How do we assess reading? We need to make informed decisions about how to assess our students’ reading development. Performance assessments help us observe specific areas of strengths and weaknesses that can be used to adjust instruction. “In contrast, inappropriate assessments take away valuable class time from teaching of reading without yielding valuable information” (p. 19).
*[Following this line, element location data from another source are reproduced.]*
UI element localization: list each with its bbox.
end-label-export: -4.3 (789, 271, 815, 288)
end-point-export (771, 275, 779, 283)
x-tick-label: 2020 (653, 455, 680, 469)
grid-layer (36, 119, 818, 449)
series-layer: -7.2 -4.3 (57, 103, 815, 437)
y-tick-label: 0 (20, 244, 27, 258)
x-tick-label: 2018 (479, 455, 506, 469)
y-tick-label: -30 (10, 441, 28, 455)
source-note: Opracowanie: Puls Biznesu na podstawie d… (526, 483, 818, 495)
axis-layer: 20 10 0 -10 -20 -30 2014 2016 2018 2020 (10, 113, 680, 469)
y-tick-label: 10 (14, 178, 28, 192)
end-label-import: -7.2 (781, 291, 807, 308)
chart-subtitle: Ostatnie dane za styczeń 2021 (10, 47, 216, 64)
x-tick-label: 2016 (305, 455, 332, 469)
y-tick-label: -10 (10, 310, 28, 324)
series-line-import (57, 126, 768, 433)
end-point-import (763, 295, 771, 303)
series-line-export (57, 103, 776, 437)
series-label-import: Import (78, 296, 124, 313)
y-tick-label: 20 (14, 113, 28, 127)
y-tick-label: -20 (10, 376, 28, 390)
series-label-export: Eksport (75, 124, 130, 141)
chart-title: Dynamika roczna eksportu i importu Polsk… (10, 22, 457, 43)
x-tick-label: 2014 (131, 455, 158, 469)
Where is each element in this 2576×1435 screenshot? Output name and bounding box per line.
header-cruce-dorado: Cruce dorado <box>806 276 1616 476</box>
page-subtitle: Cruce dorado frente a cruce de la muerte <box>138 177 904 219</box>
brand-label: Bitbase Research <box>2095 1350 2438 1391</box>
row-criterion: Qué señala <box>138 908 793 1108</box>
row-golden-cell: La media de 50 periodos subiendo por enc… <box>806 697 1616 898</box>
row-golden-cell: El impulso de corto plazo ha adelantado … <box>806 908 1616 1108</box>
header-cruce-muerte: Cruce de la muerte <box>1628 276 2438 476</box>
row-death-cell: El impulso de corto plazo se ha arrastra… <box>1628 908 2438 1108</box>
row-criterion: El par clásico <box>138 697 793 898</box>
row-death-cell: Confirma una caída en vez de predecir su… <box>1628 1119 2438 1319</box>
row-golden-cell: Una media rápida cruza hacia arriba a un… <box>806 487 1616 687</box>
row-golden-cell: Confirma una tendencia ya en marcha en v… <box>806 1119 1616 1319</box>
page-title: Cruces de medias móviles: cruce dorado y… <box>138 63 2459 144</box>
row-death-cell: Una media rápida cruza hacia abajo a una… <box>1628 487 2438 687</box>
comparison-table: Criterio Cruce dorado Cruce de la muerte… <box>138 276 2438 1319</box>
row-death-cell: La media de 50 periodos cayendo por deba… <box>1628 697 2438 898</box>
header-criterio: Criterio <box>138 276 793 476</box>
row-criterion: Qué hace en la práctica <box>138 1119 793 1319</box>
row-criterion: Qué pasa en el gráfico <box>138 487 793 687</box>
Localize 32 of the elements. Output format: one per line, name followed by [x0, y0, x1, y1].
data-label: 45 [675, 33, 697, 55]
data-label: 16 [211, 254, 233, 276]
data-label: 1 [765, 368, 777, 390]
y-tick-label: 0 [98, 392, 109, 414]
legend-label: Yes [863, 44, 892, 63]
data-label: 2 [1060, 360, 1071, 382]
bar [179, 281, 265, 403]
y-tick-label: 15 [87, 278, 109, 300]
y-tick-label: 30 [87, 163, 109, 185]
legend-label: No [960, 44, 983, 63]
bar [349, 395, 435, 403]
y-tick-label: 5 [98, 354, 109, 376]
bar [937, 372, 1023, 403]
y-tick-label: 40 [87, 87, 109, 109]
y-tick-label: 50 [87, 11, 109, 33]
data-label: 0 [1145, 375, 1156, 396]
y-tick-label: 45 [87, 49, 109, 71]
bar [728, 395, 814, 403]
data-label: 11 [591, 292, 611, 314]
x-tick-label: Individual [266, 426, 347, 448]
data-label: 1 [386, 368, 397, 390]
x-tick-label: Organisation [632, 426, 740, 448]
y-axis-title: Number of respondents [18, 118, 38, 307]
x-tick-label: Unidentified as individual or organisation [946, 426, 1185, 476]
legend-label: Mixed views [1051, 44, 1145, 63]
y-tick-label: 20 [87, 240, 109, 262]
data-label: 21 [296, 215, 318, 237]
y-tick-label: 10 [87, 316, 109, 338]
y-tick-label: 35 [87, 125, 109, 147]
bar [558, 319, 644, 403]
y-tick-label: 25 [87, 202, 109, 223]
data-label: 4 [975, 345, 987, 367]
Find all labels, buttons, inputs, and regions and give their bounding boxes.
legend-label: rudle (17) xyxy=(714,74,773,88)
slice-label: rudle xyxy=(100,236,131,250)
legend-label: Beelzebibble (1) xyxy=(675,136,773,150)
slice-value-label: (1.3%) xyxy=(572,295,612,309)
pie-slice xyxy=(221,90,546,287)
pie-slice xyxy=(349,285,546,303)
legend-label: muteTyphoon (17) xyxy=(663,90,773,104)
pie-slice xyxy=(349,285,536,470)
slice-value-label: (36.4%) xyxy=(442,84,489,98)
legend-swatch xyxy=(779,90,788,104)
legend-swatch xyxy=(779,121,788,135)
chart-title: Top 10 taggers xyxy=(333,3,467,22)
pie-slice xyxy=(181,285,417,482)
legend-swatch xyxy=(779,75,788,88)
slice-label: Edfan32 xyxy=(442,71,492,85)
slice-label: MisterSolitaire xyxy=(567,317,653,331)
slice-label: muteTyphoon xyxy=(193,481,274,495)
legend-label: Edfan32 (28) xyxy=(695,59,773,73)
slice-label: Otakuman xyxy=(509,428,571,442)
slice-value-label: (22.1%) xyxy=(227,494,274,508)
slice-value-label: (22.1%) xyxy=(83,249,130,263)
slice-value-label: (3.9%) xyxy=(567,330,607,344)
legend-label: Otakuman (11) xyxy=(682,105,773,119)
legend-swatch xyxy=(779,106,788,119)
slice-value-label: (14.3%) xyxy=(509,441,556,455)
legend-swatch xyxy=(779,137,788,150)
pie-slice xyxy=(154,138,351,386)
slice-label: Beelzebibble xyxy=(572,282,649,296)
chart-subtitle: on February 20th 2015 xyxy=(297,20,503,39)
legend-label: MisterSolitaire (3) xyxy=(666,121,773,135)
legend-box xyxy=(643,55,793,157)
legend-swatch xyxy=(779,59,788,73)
Literacy Assessment is important in the classroom for many reasons. Being able to demonstrate an understanding of skills and strategies is crucial to the learning process. Teachers must be able to evaluate whether the goals and standards of their lessons are being met. However students must also be able to demonstrate critical thinking and the social aspects of literacy. To do this, teachers must use both formative and summative assessments throughout the year. As Afflerbach states in the Podcast, a single text cannot measure the accomplishments of a student. As a special education teacher this is imperative. Many students can demonstrate understanding through performance assessments within instruction but may not be able to perform on state achievement tests or classroom summative assessments. This is noted in Principals for Literacy Assessment by Johnston and Costello (2005) who argue that it is important to look at the context in which the test was given and to note how different children perform within different contexts. In the PowerPoint Standards for the Assessment of Reading and Writing, standard six states that “Assessment must be as free as possible of biases based on ethnic group, gender, nationality, religion, socioeconomic condition, sexual orientation, or disability” (slide 9). It's very important that special education students receive the accommodations stated within their IEP so that they can demonstrate their knowledge of the subject matter rather than how they perform on a test. In Important Issues and Concepts in Reading Assessment (2012), Afflerbach asks us to think about how we assess reading. I often use performance assessments with my students to help me observe specific areas of strengths and weaknesses that I can use to adjust my instruction. Johnston and Costello emphasize the importance of the teacher in daily, formative assessment that provides teachable moments within instruction. I rely on these teachable moments every day to individualize instruction to my students’ needs.
Afflerbach, P. (2012). Important issues and concepts in reading assessment. In Understanding and using reading assessment, K-12 (2nd ed.). Newark, DE: International Reading Association.
Afflerbach, P. Podcast link: http://www.reading.org/downloads/podcasts/II-Afflerbach.mp3
Johnston, P. & Costello, P. (2005). Principles for Literacy Assessment. Reading Research Quarterly, 40(2), 256-267.